Leituras poéticas – Capítulo 09

Perfumes do Jardim

Fúria

Por Majda Hamad Pereira

 

Rasga-me o peito

Como um cão feroz com a carne

Esmaga-me nas tuas entranhas

Prenda-me com as garras do destino

Fazendo da minha vida a tua

Como uma mistura de cores

Cúmplice nos amores

Ou solta-me.

 

A Paixão como Prisão e Grito de Liberdade

Por Hiran de Melo

O poema “Fúria” é um mergulho visceral na experiência amorosa levada ao limite. A voz poética se expressa com intensidade quase selvagem, revelando um amor que dilacera, consome e aprisiona. Desde o primeiro verso — “Rasga-me o peito” — somos lançados em uma atmosfera de dor e entrega, onde o desejo não é suave, mas feroz, como um “cão com a carne”. Essa imagem brutal revela que o amor, aqui, é instinto, é ferida aberta, é urgência.

A sequência de metáforas — “Esmaga-me nas tuas entranhas”, “Prenda-me com as garras do destino” — reforça a ideia de submissão total. O eu lírico se vê tragado por uma força maior, seja o outro, seja o próprio destino, e se entrega a esse poder com uma mistura de desejo e sofrimento. A fusão entre os corpos e as vidas é expressa em “Fazendo da minha vida a tua”, revelando uma dissolução da identidade em nome da paixão.
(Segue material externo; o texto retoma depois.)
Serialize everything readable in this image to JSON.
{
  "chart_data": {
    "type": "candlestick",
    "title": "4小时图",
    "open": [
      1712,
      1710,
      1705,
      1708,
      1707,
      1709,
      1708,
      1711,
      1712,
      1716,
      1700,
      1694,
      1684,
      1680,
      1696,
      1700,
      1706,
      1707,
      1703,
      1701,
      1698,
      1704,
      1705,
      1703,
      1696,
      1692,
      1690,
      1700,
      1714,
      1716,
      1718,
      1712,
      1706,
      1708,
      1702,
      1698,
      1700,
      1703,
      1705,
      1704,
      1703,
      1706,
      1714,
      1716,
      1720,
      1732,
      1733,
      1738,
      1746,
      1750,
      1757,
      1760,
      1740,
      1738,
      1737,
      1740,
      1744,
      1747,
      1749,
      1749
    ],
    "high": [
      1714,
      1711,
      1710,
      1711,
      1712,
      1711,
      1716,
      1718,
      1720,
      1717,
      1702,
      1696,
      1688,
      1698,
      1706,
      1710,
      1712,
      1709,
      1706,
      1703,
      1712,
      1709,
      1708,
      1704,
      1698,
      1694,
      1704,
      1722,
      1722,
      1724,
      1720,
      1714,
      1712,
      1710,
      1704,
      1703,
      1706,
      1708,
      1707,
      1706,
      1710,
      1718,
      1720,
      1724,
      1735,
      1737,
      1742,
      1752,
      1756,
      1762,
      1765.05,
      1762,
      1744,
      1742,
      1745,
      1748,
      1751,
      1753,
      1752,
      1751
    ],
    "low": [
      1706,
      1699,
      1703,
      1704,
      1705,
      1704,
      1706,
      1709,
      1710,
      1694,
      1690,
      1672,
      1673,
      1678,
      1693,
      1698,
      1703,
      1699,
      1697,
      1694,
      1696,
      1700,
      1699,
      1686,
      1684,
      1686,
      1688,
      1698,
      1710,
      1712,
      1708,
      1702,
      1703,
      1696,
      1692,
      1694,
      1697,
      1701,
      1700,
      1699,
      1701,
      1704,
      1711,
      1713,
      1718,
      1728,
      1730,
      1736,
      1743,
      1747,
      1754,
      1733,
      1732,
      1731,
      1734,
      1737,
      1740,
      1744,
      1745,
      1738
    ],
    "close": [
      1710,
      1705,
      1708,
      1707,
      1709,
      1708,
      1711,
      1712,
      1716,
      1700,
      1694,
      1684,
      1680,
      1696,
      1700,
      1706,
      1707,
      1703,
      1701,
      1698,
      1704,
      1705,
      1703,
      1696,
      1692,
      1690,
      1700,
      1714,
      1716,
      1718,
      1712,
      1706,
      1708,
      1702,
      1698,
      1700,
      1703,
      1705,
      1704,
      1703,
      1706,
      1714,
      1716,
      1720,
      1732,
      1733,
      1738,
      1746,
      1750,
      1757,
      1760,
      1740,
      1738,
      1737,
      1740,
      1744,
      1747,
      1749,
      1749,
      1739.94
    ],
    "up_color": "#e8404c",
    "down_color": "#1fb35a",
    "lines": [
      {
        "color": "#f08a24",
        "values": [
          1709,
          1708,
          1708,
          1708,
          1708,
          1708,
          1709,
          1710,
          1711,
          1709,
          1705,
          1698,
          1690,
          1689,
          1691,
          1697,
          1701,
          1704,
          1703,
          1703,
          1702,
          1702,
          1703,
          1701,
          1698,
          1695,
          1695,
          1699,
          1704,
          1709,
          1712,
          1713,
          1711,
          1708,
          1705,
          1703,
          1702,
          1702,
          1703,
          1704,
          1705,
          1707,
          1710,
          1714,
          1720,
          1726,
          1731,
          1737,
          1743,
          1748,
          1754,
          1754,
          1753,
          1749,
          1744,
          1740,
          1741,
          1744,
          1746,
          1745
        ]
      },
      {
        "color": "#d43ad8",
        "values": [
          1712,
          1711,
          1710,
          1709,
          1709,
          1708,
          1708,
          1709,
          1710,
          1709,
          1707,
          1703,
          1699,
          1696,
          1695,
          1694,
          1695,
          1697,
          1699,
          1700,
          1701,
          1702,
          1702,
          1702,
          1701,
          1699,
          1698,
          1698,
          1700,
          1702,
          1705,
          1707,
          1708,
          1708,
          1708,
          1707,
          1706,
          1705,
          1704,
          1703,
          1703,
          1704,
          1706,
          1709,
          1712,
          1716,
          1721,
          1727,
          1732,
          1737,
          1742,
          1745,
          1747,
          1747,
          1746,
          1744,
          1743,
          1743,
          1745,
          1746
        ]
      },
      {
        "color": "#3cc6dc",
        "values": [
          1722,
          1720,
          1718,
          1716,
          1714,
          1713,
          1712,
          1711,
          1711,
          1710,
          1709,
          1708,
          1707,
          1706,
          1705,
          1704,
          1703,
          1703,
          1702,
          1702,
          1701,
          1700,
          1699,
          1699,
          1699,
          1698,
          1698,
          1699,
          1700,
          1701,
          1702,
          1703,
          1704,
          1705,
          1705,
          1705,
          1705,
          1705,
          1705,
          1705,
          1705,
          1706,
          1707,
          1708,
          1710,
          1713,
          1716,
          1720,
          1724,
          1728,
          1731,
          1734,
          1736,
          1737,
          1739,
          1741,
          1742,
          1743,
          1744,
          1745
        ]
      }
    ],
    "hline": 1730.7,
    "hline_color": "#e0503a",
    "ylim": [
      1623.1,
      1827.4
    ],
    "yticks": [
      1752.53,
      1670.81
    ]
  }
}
No entanto, há também beleza nessa dor. A imagem de “mistura de cores” sugere que, mesmo na violência emocional, há nuances, há arte, há complexidade. O amor não é apenas destruição — é também criação, cumplicidade, como se vê em “Cúmplice nos amores”. Mas essa cumplicidade não é necessariamente libertadora. Ela pode ser uma aliança que aprisiona, um pacto silencioso entre dois que se ferem e se desejam.

O verso final — “Ou solta-me” — rompe a espiral de entrega. É o grito que emerge da profundidade, o pedido por resgate, por autonomia. Depois de se deixar esmagar, rasgar, prender, o eu lírico reivindica sua liberdade. Esse desfecho revela que, por mais intensa que seja a paixão, há sempre um impulso de sobrevivência, uma vontade de preservar o próprio ser.

Assim, “Fúria” é um poema que encarna a dualidade do amor: prazer e dor, entrega e resistência, fusão e separação. A linguagem crua e simbólica nos convida a refletir sobre os limites da paixão e sobre o momento em que o desejo deixa de ser vínculo e se torna prisão. É uma obra que pulsa com intensidade e nos desafia a reconhecer, em nossas próprias vivências, os lugares onde o amor nos rasga — e onde ele nos liberta.